To that end, what can expect Bitcoin to do by the end of the year? Will we have healthy upwards movement or will political and financial events deliver another massive correction to the market? Only time will tell what will really happen but at the present time, we have some indicators which might predict future market movement. The following text will provide two cases of insight on why the future is not all that bright.
Case 1 – Economic Recession
2020 started great for Bitcoin. With the American assassination of an Iranian military leader in Iraq, signaling a possible U.S. military involvement, Bitcoin jumped in price. The war-like frenzy and atmosphere at the time surged all markets and ‘digital gold’ did as well. However, the January mini bull market only lasted for a little white.
What no one expected was the rise of a virus whose appearance perfectly coincided with the Chinese new year. Long story short, breaking news led to investors fearing that the coronavirus might decimate economies and put them on hold. It resulted in a major stock crash in March, which affected Bitcoin as well. At the time, Bitcoin fell from $10,000 to $4000 in only a matter of weeks. Despite the sudden flash crash, Bitcoin got back on track as early as April.
Data from Bybit
Is that really what happened?
Several months after the stock and crypto crash, investors are drawing a different picture of the situation earlier this year. Was the stock market crash a result of the corona scare or did the economy face an economic recession and restart under the cover of Coronavirus? Today, financial experts believe that the long-rumored economic recession, the likes of 2008, has finally hit the economy. Moreover, they believe that lockdowns and quarantines, which significantly slowed the economy in Q2 2020, contributed to the ongoing recession.

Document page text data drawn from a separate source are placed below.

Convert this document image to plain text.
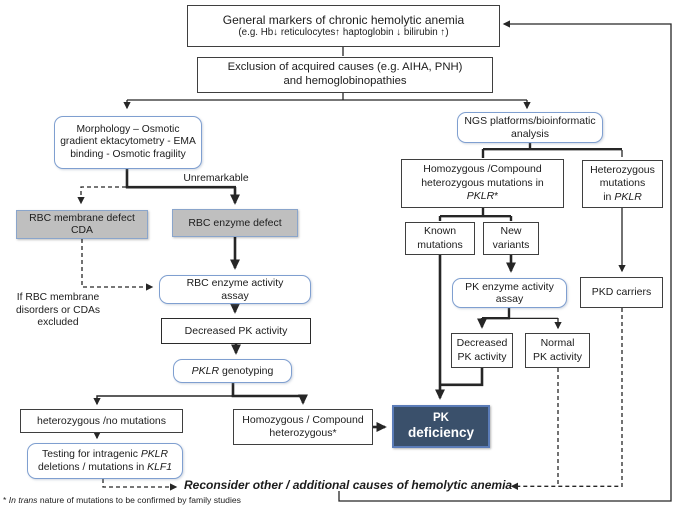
General markers of chronic hemolytic anemia
(e.g. Hb↓ reticulocytes↑ haptoglobin ↓ bilirubin ↑)
Exclusion of acquired causes (e.g. AIHA, PNH)
and hemoglobinopathies
Morphology – Osmotic
gradient ektacytometry - EMA
binding - Osmotic fragility
Unremarkable
RBC membrane defect
CDA
RBC enzyme defect
If RBC membrane
disorders or CDAs
excluded
RBC enzyme activity
assay
Decreased PK activity
PKLR genotyping
heterozygous /no mutations
Testing for intragenic PKLR
deletions / mutations in KLF1
Homozygous / Compound
heterozygous*
PK
deficiency
NGS platforms/bioinformatic
analysis
Homozygous /Compound
heterozygous mutations in
PKLR*
Heterozygous
mutations
in PKLR
Known
mutations
New
variants
PK enzyme activity
assay
PKD carriers
Decreased
PK activity
Normal
PK activity
Reconsider other / additional causes of hemolytic anemia
* In trans nature of mutations to be confirmed by family studies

According to live data from the Guardian, 19 economies are currently in a recession based on results from Q2 and Q3. European countries represent a majority of those countries, with some powerhouses outside of Europe as well. It is no rumor that the United States and the United Kingdom face economic hardship for months. Moreover, other leading economic powerhouses such as France and Germany have barely escaped a technical recession.
With the before mentioned facts in mind, I propose that the financial crash in March is not over. Its real background and impact have been postponed for reasons which I will mention in the following case. Furthermore, I argue that that Bitcoin will follow stocks in a future crash and repeat exactly what happened in March.
Case 2 – U.S Elections
There is one trading indicator that everyone can use without any further knowledge: election years in the U.S. Historically, election years in the United States have proved to have a positive impact on the economy. Those who already passed their first term and were in power usually seek to improve on their financial results in the year of the election. Therefore, what happened so far comes as no surprise to anyone.
Donald Trump, the current president of the U.S. elected in 2016, defines his entire presidency on stock growth. Ever since the start of his first term, the S&P 500 index has increased by 61.8%. Therefore, it is unlikely that the President will let the coronavirus disrupt his results, which we have seen based on his decisions during the pandemic.
Source: Tradingview
All-in-all, we now have a clear picture of why stocks managed to recover swiftly after the March crash and why they even managed to reach all-time-highs. Coupled with an economic recession in the making, we can clearly predict that another stock crash is just waiting to happen after November. For crypto investors, this is bad news. As we previously discovered Bitcoin has close ties to legacy markets.
The recent dump in legacy markets confirms that the economy barely stands on its own two feet. Moreover, the DeFi craze this summer proved that we are yet in another bubble. With decentralized finance protocols and yield farming projects gaining immense returns overnight, it is obvious that the market is not sustainable.
The next step
All that is left for us to do is wait for a crash to happen and enjoy the ride until then. Or better yet, investors can exchange their digital assets into stablecoins. Bitcoin and ETH failed to surpass resistance levels. Instead, they managed to find support for some time at $10k and $320 respectively. How long market support will last is only a matter of time. What we know now is that they will definitely not succeed in gaining back previous, much higher price levels.
Note: This is not financial advice. This is a macro-report, opinion piece, and fundamental analysis based on real-world events and market trends.